PALS Provider: Course

Algorithm for Hypovolemic Shock

Hypovolemic shock occurs due to a critical loss of intravascular volume, leading to inadequate tissue perfusion and oxygen delivery. It is the most common type of shock in children, often resulting from dehydration, hemorrhage, or burns.

Key Goals of Treatment

  • Rapidly restore intravascular volume to maintain perfusion.
  • Optimize oxygen delivery to prevent organ failure.
  • Address the underlying cause (e.g., dehydration, hemorrhage).

Recognition: Signs of Hypovolemic Shock

Early (Compensated) Signs:

  • Tachycardia (earliest and most sensitive sign)
  • Weak peripheral pulses but strong central pulses
  • Cool, clammy, or mottled skin
  • Delayed capillary refill (>3 seconds)
  • Decreased urine output (<1 mL/kg/hr)
  • Irritability, restlessness (early mental status changes)

Late (Decompensated) Signs:

  • Hypotension (late and ominous sign)
  • Severe lethargy or unresponsiveness
  • Absent or thready pulses
  • No urine output (anuria)

Note: Hypotension is a late and life-threatening sign in children—treat shock aggressively before it occurs.

Management Algorithm for Hypovolemic Shock

  • Step 1: Provide High-Flow Oxygen
    Administer 100% oxygen via non-rebreather mask.
    If respiratory distress or mental status worsens, consider assisted ventilation.
  • Step 2: Establish Vascular Access (IV or IO)
    - First-line: Peripheral IV (20G or larger).
    - If IV not obtained within 60–90 sec: Place IO access.
    - Draw labs: electrolytes, glucose, lactate, Hgb, Hct.
  • Step 3: Rapid Fluid Resuscitation
    - Give 20 mL/kg boluses of isotonic fluids (NS or LR) over 5–10 min.
    - Reassess after each bolus: heart rate, cap refill, pulses, urine output, mental status.
    - Repeat up to 60 mL/kg if no improvement.
    - If no response: consider PRBC transfusion (if hemorrhage) or inotropes (fluid-refractory shock).
  • Step 4: Reassess Continuously
    - If perfusion improves: transition to maintenance IV fluids and monitor.
    - If still unstable:
    • Suspected hemorrhage → 10 mL/kg PRBCs
    • Still hypotensive → Start vasopressors (dopamine, norepinephrine)
    • Monitor for fluid overload (pulmonary edema, hepatomegaly)
  • Step 5: Treat the Underlying Cause
    - Dehydration → continue fluids, correct electrolytes.
    - Hemorrhage → stop bleeding, transfuse blood.
    - Burns → calculate and replace fluids (e.g., Parkland formula).
    - Sepsis → antibiotics + fluids ± vasopressors.

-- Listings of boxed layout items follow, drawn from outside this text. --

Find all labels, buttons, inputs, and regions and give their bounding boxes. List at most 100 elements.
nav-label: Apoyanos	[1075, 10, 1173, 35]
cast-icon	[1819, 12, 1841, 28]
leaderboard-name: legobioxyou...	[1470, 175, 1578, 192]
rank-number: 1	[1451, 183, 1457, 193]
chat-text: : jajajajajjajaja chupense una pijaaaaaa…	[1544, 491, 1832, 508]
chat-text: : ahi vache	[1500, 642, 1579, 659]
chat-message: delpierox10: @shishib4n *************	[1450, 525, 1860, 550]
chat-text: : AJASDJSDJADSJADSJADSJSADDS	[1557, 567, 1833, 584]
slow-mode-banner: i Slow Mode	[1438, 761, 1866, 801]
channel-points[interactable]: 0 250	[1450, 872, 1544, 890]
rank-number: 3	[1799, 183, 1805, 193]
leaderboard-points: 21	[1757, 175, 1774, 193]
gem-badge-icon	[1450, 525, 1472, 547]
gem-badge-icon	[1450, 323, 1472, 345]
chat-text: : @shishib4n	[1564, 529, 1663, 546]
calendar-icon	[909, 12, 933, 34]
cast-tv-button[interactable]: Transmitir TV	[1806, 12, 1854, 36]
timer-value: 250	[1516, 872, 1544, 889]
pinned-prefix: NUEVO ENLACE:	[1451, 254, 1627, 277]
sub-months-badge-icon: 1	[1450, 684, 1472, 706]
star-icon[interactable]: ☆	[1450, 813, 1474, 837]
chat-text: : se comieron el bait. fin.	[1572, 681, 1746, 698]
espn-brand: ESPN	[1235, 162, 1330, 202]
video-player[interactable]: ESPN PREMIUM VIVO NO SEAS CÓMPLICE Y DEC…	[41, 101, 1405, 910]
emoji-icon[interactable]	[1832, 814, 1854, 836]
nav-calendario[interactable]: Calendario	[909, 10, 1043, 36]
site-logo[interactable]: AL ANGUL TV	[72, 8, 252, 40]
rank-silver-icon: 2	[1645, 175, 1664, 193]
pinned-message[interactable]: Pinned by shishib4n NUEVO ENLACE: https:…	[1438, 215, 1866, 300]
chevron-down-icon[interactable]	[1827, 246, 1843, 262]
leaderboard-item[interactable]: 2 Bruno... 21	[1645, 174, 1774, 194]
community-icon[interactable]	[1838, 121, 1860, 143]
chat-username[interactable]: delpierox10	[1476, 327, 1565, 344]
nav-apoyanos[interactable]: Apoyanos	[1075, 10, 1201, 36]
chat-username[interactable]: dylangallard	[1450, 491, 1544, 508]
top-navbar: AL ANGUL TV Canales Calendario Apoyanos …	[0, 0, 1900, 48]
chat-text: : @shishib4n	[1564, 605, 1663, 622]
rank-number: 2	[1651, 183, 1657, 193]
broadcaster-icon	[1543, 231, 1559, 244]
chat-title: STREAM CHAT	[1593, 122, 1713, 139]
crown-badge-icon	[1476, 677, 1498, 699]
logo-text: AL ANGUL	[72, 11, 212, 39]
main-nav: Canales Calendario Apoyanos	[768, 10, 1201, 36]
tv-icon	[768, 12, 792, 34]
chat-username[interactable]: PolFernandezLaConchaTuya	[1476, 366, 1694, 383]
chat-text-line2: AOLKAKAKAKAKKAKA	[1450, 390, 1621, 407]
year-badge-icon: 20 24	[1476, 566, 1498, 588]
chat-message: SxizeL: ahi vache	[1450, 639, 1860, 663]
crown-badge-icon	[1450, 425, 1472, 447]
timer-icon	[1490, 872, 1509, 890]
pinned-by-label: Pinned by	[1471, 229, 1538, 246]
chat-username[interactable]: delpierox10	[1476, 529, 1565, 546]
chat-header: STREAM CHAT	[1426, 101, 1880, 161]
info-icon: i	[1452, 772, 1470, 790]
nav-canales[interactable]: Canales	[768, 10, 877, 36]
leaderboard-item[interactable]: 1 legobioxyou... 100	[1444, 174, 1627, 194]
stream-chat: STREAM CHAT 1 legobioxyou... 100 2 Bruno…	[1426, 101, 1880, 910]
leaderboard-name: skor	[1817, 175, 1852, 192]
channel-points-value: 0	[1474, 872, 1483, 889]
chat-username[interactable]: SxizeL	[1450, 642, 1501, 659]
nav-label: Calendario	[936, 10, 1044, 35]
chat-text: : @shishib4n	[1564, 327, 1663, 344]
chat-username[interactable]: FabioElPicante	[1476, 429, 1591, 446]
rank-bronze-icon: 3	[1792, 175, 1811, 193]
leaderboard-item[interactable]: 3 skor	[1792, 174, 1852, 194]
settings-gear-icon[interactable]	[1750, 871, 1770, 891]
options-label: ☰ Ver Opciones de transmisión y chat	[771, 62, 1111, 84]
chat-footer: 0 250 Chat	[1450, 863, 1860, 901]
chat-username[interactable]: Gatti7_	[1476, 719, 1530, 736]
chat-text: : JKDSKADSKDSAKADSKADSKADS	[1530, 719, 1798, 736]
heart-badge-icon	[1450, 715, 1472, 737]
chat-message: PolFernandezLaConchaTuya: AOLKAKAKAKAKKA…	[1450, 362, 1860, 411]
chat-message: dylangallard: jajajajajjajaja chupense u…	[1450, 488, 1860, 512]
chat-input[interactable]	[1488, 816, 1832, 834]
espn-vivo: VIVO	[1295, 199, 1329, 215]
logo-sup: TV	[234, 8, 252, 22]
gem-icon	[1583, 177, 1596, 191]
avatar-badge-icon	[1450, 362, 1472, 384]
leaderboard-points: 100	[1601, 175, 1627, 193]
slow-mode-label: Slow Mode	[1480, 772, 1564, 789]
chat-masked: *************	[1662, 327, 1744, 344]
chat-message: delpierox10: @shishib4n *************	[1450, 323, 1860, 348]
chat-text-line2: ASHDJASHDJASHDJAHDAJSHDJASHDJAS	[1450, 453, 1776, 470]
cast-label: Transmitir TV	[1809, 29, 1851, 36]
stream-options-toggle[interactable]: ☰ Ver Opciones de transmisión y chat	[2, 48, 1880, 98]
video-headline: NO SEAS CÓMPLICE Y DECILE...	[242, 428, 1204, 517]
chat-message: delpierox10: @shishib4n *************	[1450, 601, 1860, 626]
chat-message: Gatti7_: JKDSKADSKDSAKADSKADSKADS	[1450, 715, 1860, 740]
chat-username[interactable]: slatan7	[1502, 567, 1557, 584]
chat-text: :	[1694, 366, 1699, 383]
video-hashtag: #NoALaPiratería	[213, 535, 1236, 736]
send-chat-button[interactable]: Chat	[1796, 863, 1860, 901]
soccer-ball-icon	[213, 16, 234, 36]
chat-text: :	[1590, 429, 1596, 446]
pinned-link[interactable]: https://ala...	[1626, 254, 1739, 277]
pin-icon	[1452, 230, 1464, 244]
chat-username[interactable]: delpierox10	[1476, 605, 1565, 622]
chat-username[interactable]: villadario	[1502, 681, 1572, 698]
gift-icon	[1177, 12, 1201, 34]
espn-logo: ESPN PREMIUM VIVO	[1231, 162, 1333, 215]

Quick Reference: Pediatric Hypovolemic Shock Management

Step Action Key Considerations
1 Oxygen 100% via non-rebreather, assist ventilation if needed
2 IV/IO Access IV first, IO if IV fails within 60–90 sec
3 Fluids: 20 mL/kg NS/LR Repeat up to 60 mL/kg, reassess after each bolus
4 Monitor Response Perfusion, urine output, mental status
5 Identify Cause Dehydration, hemorrhage, burns, sepsis

When to Escalate Beyond Fluids?

Condition Next Steps
Hemorrhage Transfuse 10 mL/kg PRBCs, control bleeding
Sepsis Start vasopressors (epinephrine, norepinephrine)
Cardiogenic shock (suspected) Avoid aggressive fluids, start inotropes
DKA Avoid rapid fluids—risk of cerebral edema

Signs of Improvement After Fluid Resuscitation

  • Heart rate normalizes
  • Peripheral pulses strengthen
  • Capillary refill <2 seconds
  • Urine output >1 mL/kg/hr
  • Mental status improves

If these signs are absent, continue resuscitation and assess for fluid-refractory shock.

Summary: Why Rapid Recognition and Treatment Matters

  • Tachycardia is the earliest sign—intervene before hypotension.
  • Give 20 mL/kg boluses of isotonic fluids, reassessing frequently.
  • If no response after 60 mL/kg, consider PRBCs or vasopressors.
  • Always identify and address the underlying cause.

Takeaway: Pediatric hypovolemic shock requires rapid intervention—early fluid resuscitation and cause-specific management can save lives.